E così, li ritroviamo nelle pagine del nuovo romanzo ancora in conflitto con l’intero universo, diffidenti, costretti a vivere da reietti, nell’ombra, nascosti agli occhi di tutti e ben lontani dalla tanto agognata guarigione.

La recensione di Murtagh, il nuovo romanzo di Christopher Paolini ambientato nel mondo di Alagaësia

Quando li ritroviamo nel nuovo romanzo di Paolini, Murtagh e Castigo sono ancora scossi dai traumi subiti durante il periodo in cui erano assoggettati a Galbatorix, sanno che il pericolo è ormai lontano, ma non riescono a lasciarsi alle spalle quanto subito: mentre il drago, a causa della prigionia, è ancora terrorizzato dagli spazi chiusi, il cavaliere deve ricordare ogni giorno a se stesso di essere libero dal controllo mentale del sovrano ormai defunto.

Fin da principio, è chiaro che il tono del romanzo sia molto più adulto rispetto a quello della saga originale.
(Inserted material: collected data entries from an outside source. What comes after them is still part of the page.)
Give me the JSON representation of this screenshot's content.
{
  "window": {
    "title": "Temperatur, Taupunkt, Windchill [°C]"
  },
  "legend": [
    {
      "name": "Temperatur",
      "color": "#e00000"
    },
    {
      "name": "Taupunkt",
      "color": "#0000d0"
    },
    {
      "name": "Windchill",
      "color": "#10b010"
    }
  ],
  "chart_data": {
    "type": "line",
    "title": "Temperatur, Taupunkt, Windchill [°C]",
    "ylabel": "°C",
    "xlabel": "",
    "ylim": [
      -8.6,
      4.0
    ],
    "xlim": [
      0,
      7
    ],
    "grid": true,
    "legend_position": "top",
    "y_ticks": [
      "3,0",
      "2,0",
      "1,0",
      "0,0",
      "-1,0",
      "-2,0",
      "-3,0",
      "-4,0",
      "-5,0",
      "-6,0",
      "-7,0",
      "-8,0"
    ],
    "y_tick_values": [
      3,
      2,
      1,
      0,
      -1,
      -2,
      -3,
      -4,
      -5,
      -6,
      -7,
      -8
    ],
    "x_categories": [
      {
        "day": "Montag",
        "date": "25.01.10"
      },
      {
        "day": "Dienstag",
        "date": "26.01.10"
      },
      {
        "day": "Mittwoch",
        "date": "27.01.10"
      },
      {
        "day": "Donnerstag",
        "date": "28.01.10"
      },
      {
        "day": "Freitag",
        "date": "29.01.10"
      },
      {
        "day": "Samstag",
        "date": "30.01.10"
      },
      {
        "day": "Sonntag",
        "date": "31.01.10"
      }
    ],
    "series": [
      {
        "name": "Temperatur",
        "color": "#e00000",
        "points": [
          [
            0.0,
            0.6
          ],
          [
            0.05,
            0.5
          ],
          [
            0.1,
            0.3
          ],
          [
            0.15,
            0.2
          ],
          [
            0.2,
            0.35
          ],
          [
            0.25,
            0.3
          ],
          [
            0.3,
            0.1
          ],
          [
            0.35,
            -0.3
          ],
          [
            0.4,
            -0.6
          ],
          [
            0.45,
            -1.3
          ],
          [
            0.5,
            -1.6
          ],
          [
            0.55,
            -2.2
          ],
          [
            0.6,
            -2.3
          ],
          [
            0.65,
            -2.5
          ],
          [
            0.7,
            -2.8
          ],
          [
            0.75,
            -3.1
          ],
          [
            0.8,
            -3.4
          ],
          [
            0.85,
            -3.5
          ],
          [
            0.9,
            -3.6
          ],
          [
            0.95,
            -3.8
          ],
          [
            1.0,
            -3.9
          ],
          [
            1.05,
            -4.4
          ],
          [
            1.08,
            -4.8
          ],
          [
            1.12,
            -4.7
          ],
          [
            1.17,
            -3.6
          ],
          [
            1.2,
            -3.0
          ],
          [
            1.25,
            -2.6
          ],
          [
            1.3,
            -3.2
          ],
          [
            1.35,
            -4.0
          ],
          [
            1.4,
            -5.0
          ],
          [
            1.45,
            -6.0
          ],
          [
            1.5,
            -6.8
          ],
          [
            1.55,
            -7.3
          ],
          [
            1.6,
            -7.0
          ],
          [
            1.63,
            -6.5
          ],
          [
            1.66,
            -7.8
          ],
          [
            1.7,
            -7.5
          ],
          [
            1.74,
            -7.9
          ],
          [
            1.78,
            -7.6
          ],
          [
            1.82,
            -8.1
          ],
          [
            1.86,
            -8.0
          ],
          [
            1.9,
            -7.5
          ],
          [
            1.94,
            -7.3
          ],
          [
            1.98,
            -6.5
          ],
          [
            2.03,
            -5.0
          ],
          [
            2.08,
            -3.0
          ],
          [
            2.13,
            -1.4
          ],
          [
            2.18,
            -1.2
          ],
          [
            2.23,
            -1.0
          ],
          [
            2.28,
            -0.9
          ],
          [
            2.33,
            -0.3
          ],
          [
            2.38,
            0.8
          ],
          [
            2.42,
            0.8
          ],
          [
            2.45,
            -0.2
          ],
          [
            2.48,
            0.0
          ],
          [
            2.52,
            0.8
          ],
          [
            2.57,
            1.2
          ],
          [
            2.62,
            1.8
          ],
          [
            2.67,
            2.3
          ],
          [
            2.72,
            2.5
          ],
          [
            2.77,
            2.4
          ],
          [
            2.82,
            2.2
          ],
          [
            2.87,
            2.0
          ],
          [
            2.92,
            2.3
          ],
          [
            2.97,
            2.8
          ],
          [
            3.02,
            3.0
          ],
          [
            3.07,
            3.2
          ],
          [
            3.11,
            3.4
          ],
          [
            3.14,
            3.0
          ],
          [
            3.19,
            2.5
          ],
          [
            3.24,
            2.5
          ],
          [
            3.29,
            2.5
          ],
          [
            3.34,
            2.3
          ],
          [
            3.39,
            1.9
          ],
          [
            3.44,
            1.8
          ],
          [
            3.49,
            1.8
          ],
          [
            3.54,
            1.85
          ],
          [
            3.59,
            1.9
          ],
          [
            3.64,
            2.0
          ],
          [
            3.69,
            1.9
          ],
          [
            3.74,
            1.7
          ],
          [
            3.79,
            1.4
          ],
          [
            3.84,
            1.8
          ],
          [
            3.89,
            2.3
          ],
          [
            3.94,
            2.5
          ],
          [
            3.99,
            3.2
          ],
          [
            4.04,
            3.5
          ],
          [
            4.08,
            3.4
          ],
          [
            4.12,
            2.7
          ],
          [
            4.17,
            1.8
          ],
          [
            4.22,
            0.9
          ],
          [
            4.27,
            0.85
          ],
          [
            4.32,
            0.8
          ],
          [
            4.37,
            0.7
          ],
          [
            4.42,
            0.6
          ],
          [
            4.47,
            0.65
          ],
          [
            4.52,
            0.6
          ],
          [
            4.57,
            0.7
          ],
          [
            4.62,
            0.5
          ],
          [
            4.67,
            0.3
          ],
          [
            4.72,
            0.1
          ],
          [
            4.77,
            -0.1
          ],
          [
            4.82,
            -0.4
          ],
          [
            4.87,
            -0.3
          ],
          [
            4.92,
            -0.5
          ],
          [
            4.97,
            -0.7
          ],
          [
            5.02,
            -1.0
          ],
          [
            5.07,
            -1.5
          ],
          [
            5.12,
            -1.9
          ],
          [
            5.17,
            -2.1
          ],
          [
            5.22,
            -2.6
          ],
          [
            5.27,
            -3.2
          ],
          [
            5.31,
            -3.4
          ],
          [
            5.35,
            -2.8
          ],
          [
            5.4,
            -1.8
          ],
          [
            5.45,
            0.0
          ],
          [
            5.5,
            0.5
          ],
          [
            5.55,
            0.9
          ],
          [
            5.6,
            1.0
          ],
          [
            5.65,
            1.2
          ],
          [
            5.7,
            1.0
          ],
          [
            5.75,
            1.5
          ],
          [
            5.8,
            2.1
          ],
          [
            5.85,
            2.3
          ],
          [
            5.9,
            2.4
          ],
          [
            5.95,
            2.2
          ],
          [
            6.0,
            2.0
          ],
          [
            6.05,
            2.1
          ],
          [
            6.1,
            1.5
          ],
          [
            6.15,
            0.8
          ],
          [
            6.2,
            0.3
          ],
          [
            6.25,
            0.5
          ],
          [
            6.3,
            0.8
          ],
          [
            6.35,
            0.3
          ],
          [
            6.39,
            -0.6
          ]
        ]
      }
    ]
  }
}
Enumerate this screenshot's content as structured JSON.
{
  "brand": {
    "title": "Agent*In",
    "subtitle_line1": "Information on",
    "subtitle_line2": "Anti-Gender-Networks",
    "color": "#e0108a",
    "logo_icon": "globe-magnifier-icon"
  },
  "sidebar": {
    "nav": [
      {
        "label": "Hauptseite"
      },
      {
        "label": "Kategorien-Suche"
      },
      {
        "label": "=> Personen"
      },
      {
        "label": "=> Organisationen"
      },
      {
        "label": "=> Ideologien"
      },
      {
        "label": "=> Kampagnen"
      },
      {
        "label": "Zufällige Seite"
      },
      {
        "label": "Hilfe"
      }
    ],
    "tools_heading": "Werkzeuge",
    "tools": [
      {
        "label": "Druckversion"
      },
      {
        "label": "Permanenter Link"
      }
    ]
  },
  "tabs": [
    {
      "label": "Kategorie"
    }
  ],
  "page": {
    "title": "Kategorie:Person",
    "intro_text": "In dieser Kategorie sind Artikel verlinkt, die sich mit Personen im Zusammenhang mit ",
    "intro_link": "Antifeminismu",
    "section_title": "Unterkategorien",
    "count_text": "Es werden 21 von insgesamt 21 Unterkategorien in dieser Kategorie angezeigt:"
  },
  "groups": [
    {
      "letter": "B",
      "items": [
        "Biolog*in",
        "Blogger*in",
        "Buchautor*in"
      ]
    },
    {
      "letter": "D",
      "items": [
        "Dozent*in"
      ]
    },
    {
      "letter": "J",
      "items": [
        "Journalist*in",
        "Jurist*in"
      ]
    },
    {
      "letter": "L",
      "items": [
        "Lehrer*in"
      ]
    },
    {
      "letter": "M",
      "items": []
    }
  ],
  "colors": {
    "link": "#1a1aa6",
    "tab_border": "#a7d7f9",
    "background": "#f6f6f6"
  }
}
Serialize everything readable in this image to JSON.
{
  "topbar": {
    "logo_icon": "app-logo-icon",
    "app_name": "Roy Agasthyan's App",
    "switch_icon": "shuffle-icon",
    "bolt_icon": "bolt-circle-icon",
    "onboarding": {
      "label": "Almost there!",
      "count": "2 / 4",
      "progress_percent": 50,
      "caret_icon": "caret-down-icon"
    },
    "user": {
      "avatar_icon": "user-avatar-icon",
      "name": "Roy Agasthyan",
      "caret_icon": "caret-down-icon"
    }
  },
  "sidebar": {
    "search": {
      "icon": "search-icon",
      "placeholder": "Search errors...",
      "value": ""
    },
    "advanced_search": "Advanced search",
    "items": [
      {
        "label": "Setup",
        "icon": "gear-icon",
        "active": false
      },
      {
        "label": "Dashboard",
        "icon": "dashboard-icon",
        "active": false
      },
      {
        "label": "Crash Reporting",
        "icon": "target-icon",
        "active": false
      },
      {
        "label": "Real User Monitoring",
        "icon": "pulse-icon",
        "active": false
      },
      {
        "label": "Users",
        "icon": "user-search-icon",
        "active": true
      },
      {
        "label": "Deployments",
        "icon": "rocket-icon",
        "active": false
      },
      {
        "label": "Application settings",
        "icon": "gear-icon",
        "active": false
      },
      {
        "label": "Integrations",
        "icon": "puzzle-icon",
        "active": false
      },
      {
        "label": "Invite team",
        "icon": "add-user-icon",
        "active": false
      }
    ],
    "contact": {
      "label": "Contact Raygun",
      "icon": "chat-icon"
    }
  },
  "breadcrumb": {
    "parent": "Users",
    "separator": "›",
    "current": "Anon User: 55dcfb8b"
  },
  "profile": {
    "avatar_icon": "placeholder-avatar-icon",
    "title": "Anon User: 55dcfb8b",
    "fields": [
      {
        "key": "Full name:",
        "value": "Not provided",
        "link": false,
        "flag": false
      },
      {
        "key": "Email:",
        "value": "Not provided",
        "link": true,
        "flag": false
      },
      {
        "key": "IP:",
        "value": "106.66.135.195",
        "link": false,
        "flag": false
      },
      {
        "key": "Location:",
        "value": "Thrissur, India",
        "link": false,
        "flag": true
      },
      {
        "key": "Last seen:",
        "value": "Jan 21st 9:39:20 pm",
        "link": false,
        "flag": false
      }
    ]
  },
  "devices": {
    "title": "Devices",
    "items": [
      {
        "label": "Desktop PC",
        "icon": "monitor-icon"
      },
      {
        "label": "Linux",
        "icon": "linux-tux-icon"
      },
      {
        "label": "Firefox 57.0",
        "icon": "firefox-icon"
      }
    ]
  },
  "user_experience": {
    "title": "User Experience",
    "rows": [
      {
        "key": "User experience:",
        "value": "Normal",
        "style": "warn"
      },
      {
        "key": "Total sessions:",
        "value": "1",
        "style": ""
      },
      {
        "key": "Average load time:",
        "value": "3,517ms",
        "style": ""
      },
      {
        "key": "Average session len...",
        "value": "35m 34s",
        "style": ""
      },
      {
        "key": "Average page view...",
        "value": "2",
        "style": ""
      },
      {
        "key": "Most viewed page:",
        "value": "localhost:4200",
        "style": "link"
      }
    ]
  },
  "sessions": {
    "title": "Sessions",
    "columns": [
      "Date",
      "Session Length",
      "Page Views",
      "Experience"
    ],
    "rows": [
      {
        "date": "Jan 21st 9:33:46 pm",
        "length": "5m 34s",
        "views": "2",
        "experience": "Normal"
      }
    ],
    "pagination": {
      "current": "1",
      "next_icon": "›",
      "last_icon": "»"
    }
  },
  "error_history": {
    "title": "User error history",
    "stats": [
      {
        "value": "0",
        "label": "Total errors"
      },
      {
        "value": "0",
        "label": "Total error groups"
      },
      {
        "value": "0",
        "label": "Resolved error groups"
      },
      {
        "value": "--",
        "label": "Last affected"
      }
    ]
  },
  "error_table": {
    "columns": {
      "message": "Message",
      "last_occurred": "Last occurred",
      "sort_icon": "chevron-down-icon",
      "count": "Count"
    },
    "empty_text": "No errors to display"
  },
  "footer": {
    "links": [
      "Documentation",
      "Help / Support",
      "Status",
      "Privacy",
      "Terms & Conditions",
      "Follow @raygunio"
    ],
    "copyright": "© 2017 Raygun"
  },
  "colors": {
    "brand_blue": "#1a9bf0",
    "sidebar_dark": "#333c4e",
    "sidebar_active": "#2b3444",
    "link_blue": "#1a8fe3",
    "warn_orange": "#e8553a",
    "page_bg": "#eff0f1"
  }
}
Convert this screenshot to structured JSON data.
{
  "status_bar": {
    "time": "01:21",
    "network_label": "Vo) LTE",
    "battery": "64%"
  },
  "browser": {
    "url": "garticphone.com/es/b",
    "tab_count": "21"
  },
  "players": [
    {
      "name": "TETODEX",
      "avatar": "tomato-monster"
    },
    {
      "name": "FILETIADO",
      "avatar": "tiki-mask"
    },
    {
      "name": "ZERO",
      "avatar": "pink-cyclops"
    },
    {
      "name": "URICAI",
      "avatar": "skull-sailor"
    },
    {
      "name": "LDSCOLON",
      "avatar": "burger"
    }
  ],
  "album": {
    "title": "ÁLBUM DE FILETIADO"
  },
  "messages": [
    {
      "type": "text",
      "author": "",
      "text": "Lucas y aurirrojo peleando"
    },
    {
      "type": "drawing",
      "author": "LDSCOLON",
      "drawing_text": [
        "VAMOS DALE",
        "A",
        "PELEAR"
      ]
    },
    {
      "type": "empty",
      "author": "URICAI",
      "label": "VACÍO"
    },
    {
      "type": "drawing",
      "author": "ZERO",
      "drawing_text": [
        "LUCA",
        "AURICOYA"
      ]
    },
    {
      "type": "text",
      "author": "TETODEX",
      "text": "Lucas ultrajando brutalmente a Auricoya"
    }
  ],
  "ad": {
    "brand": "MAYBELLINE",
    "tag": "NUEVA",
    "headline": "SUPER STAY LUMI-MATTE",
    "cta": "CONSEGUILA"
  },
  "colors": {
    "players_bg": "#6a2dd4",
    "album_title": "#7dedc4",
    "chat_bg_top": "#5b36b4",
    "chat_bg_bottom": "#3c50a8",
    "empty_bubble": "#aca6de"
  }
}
Non che manchino rocambolesche avventure, creature magiche tutte da scoprire e pericolosi mostri da sconfiggere, ma il fine ultimo di Murtagh è quello di rimettere insieme i cocci di due personaggi a pezzi, che si portano dietro un bagaglio di esperienze così violente che sarebbero state impossibili da affrontare se la storia non fosse maturata adeguatamente.

Christopher Paolini ci presenta così un mondo che non è più visto con gli occhi innocenti e colmi di meraviglia di un giovane eroe senza macchia e senza paura. Lo sguardo di Murtagh è quello di un uomo cinico, stanco e provato dalle avversità che la vita gli ha posto di fronte fin dalla nascita: la pesante eredità di Morzan, gli abusi subiti nella casa paterna, i pregiudizi nei suoi confronti, l’odio immotivato da parte di elfi, nani, varden e ogni altra specie che popola Alagaësia, la difficoltà a fidarsi del prossimo, le difficili battaglie combattute per anni, il rimorso per le vite innocenti prese sotto il controllo di Galbatorix.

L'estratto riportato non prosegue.